Pour les besoins d’un projet, sur lequel je reviendrai ici dans les tous prochains jours, je suis allé en Camargue pour photographier le lever de soleil. Le projet initial de cette session était de m’installer à l’ouest de l’étang de Vaccarès quelque part par ici:

etang-vaccares

Le soleil se levant à 7h04 le jour du shooting, j’avais prévu un réveil à 4h40 pour un départ à 5h, pour arriver à 6h à l’endroit prévu. J’avais préparé tout le matériel la veille: appareil photo, objectif, batterie supplémentaire, carte SD formatée, écouteurs pour le lecteur MP3. J’avais aussi regardé et noté le trajet qui semblait plutôt simple. Le sac était prêt. Au matin j’ai une dernière fulgurance: prendre une veste et une écharpe. Alors qu’il fait 20°C le matin depuis quelques jours, je me dis que proche de la mer et sur les bords de l’étang il n’est pas impossible que l’air soit plus frais. Peu de chances toutefois.

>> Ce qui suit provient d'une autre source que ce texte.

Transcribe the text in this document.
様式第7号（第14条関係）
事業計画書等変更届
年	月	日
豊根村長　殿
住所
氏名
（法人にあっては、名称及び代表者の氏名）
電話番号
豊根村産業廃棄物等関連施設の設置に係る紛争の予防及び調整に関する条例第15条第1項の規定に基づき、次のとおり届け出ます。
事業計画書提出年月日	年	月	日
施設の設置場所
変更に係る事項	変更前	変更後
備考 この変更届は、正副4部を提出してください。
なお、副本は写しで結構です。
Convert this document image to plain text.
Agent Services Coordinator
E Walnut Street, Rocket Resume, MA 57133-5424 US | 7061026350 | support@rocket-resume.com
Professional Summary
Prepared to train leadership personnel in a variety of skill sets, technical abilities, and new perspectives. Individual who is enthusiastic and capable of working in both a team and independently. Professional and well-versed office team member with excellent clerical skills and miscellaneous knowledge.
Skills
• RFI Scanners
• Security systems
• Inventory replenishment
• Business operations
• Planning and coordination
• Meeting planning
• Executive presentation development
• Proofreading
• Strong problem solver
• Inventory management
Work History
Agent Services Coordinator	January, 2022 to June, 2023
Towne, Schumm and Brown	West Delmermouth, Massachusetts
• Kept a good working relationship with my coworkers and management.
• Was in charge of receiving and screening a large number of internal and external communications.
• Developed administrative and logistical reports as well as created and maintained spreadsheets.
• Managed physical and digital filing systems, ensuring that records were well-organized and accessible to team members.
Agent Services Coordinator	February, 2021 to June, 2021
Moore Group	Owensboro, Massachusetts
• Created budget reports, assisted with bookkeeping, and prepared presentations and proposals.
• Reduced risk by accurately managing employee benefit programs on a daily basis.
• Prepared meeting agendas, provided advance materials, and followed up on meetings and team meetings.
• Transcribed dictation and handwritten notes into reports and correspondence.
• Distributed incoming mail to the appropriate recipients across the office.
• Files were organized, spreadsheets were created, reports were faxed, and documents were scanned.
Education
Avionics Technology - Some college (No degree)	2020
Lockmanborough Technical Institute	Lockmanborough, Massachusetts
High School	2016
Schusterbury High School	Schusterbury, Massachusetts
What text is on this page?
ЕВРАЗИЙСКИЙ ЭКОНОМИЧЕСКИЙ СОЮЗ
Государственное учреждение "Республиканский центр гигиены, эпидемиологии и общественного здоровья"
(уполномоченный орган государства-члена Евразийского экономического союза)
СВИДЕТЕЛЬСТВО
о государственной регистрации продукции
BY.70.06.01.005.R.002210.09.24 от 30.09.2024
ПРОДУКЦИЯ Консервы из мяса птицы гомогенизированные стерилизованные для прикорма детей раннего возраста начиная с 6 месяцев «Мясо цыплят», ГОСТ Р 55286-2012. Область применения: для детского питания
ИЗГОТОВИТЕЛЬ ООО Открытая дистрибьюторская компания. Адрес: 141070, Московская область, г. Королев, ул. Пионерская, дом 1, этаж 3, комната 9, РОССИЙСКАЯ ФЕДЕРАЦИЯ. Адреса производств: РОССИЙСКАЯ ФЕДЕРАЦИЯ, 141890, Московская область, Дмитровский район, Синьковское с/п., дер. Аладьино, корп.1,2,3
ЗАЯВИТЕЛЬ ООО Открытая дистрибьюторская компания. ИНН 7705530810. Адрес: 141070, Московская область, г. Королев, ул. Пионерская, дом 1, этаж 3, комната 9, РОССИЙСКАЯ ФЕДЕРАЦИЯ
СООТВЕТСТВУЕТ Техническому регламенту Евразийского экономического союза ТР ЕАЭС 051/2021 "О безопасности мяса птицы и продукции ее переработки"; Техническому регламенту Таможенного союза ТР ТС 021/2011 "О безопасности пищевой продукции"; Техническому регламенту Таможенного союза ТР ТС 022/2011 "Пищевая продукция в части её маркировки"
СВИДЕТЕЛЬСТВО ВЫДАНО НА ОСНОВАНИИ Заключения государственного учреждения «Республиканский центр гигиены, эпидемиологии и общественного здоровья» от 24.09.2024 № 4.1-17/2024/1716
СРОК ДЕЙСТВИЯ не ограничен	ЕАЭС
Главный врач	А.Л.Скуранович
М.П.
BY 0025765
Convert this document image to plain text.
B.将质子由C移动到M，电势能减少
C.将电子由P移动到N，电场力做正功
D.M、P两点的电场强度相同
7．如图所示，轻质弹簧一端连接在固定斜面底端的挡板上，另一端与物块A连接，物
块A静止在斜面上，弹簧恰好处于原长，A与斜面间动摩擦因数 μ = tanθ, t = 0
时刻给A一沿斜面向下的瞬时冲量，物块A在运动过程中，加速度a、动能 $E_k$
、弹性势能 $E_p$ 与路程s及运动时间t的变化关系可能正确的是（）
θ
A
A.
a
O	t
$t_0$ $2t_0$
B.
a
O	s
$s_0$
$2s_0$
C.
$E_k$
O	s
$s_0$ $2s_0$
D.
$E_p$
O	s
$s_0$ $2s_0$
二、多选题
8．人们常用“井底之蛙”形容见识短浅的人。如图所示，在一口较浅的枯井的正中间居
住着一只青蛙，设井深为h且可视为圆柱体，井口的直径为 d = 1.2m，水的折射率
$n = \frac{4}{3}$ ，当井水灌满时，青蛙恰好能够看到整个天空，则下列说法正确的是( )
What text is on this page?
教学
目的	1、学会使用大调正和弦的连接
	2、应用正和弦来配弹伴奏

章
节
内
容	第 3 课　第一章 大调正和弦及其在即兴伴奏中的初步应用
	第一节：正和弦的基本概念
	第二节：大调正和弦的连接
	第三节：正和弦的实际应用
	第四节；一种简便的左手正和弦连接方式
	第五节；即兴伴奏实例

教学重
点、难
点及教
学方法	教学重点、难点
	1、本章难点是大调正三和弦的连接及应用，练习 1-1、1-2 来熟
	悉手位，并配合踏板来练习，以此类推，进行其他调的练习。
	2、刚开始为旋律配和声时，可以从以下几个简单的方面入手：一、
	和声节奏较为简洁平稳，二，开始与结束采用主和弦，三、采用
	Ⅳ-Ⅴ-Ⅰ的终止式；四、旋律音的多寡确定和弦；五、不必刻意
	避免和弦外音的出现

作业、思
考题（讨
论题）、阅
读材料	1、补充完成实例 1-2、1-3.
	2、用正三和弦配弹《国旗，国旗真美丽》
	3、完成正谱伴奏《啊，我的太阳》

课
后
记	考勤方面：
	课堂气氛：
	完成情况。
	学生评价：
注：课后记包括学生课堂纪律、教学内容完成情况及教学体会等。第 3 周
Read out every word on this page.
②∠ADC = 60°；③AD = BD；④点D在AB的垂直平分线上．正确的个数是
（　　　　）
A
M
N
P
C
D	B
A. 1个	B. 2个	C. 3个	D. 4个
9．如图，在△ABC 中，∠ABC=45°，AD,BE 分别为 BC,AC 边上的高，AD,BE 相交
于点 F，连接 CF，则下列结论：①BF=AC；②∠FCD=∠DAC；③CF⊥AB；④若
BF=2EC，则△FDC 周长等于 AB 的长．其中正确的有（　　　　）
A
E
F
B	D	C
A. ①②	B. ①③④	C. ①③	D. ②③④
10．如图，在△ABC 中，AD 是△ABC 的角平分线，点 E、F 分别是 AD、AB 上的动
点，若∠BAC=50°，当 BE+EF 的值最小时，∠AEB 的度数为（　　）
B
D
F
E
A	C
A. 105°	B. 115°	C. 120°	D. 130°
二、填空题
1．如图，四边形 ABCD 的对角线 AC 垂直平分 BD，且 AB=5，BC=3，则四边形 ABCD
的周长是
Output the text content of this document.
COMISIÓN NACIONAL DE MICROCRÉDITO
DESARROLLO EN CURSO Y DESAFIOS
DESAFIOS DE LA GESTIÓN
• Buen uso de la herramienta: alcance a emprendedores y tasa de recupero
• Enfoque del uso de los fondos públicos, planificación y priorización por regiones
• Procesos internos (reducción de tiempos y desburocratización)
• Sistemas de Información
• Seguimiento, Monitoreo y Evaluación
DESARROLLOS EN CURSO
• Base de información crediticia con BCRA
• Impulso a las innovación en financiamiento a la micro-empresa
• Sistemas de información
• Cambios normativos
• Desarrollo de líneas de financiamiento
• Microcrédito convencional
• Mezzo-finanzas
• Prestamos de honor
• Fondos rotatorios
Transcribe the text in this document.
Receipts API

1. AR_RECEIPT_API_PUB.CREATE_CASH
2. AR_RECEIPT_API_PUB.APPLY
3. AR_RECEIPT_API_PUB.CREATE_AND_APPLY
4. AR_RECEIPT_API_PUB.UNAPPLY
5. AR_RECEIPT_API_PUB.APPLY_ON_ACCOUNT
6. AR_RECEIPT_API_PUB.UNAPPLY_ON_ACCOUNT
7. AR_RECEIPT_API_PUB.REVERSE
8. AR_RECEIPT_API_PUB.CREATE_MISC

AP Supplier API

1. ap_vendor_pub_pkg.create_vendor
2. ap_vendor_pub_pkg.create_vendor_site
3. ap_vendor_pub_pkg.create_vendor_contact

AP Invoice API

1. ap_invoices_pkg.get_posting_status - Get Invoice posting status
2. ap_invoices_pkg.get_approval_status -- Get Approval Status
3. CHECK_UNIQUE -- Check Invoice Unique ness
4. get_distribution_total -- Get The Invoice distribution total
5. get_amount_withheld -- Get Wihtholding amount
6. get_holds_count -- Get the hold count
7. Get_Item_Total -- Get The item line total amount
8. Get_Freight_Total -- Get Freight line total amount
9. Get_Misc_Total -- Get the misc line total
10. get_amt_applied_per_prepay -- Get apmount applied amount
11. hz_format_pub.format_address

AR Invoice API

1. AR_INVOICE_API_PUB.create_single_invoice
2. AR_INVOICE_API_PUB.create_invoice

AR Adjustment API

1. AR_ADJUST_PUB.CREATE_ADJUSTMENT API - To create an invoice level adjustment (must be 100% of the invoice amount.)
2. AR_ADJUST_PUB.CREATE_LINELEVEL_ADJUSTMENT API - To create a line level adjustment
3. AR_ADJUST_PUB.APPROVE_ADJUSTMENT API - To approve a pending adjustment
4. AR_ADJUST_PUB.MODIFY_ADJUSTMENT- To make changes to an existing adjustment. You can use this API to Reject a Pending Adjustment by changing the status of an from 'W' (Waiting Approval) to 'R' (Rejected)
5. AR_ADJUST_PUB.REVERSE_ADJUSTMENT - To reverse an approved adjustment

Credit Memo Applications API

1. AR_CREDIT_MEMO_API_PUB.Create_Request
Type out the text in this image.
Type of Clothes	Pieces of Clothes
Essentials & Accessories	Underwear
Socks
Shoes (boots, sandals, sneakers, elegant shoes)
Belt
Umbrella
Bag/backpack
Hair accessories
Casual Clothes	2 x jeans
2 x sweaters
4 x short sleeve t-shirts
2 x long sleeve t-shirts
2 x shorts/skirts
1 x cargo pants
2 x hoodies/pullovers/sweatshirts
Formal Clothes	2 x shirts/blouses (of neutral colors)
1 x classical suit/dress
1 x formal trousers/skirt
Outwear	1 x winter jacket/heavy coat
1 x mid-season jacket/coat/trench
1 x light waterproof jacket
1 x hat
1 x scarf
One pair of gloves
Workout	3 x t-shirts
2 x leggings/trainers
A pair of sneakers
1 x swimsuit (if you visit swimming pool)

5h10 je démarre et pars d’Avignon sans carte, ni GPS, avec seulement le trajet rapidement écrit sur un bout de papier. Tout se passe bien. C’est aux alentours de Fourques que je commence à hésiter sur la route. Quelques rapides demi-tours, quelques arrêts pour vérifier un peu le chemin au jugé, je repars. Puis je me perds dans Fourques, il est 5h45.
Je trouve par hasard un plan du village, qui malheureusement ne m’aide en rien. Et aucun moyen de retrouver la route pour au moins faire demi-tour. L’heure tourne. Et pour un shooting de ce type, il est primordial d’être à l’heure. Le soleil sauf cataclysme se lèvera à l’heure dite. Il se peut que quelques nuages bloquent la vue, ce qui pourrait donner un peu de répis au photographe en retard, mais pourraient aussi flinguer la photo finale.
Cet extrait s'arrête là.